Downturns in the housing market are not new and if you have looked at the statistics on how homes are being built now, you know there are areas of the country that have experienced this problem in certain areas more than others. Homes in places like New England or lower northern climates have been especially hard hit. Lowering prices and taking the time to sell is one thing, but what about taking the time to prepare your finances before selling and getting ready for your new home? An alternative to an equity release is getting prepared for a move and learning how to pay all of your moving costs.

Using the equity release to pay for your move is a great way to cut down on your expenses, especially when you are moving a long distance. You can find lenders who will provide a short term loan that will cover your moving costs, which is why it’s such a good idea to consult with your financial adviser. A financial adviser can help you manage your finances, as well as finding a great way to get out from underneath your current mortgage payments so you can enjoy life without all of the stresses that come along with multiple mortgages.

Another alternative is to refinance your current interest only mortgage into a more long-term interest-only mortgage. Although this may seem like a bad idea if you plan to stay in your home for the long-term, there are many benefits to using interest only mortgages when making your home improvements. First of all, a traditional interest-only mortgage has very high qualification standards and limits, which can make it difficult to get approved even for modest investments.

On the other hand, a traditional mortgage will require that you pay off the entire principle before you start receiving any benefits from your retirement interest. With an interest only mortgage, you can opt to keep the payment the same throughout the life of the loan until you reach the end of the term. This ensures that you’ll be able to save money each month on your payments because there won’t be any increase in the monthly mortgage payments. If you change your mind at some point in the future, or if the interest rate goes up, you can use the equity release as a fallback plan.

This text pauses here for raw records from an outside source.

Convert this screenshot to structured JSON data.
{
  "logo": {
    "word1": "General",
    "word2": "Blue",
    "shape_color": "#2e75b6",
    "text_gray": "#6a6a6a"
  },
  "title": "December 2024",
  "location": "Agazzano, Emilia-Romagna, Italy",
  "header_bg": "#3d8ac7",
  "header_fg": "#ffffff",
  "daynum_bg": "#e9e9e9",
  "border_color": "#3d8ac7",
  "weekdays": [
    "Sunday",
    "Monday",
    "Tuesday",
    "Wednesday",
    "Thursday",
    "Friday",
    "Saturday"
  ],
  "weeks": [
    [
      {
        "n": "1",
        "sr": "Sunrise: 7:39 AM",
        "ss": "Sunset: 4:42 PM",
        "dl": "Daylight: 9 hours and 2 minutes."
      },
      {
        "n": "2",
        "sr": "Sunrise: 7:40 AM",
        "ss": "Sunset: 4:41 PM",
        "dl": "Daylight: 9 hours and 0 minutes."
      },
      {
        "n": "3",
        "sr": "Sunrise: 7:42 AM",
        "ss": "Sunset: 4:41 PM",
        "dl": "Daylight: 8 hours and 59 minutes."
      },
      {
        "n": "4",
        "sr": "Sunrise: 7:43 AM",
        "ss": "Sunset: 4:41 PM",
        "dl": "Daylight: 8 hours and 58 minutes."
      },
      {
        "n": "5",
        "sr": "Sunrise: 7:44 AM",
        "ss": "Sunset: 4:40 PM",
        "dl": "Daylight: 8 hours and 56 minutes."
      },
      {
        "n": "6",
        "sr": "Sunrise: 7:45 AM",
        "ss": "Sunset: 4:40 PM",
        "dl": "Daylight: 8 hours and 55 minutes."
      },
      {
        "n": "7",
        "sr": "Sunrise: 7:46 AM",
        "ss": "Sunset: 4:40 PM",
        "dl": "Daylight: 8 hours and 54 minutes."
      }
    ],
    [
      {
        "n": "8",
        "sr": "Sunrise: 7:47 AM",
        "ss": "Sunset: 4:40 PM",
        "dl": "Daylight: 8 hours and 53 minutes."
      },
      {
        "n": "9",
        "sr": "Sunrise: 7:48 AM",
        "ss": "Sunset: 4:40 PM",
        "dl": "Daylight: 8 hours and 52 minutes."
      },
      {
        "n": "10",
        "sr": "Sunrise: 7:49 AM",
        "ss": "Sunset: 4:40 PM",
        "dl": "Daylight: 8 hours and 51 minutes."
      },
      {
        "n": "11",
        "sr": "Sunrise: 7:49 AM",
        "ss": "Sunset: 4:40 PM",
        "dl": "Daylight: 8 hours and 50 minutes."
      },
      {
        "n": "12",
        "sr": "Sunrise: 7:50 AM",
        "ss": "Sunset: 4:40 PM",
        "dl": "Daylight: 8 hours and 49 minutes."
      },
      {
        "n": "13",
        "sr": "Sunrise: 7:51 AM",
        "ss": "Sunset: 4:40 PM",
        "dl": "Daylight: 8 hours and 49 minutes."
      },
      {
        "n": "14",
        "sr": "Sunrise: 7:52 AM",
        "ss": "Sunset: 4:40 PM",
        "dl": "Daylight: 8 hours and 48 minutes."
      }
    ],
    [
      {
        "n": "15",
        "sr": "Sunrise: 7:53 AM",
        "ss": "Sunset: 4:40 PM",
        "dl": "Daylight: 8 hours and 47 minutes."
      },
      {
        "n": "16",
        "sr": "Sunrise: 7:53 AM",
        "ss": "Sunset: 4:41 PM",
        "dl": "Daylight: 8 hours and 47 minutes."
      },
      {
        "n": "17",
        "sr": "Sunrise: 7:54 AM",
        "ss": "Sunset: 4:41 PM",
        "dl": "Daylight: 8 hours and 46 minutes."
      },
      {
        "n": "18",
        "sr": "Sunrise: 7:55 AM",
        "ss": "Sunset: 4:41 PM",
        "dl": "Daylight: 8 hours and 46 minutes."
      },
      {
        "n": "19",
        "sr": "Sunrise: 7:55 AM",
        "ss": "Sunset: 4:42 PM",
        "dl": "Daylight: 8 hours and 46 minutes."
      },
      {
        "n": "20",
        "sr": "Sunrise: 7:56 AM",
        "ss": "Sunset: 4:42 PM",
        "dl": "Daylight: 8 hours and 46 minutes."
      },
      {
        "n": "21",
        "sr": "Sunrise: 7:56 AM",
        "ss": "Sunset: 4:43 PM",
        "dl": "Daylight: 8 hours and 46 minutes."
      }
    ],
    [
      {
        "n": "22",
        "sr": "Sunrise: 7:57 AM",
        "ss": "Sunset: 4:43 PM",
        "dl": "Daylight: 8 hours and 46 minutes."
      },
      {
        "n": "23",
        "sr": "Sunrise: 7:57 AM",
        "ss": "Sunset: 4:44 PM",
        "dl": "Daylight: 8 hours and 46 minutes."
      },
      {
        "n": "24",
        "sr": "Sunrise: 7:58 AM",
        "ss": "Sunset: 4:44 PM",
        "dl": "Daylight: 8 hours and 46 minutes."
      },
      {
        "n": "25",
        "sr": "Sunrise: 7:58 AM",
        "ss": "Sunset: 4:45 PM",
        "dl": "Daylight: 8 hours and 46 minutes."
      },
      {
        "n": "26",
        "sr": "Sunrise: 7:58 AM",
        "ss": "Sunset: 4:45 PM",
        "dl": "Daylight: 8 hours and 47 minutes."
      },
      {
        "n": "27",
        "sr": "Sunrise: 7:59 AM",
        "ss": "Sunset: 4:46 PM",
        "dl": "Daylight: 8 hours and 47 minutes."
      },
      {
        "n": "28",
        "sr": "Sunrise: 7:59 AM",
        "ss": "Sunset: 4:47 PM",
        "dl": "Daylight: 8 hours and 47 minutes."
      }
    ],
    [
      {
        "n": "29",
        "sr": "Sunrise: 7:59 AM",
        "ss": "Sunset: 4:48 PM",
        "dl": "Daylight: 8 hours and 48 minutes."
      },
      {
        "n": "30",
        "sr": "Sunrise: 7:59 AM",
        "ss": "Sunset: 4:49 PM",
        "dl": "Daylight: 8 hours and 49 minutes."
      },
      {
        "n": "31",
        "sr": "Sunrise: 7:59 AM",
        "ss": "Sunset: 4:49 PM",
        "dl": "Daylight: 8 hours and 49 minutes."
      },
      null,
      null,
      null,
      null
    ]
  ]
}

There are also other alternatives to a full equity release that you should consider carefully. For instance, if you already have a large amount of cash tied up in a second mortgage or a home equity line of credit, combining these loans into one loan with a single interest rate may be a great way to free up more money for yourself or for your family. By paying back a lump sum less than what you originally borrowed, you can free up cash that can be used for whatever purposes you see fit. As long as you have the appropriate income to qualify, this is a great way to increase your resources and achieve your financial goals.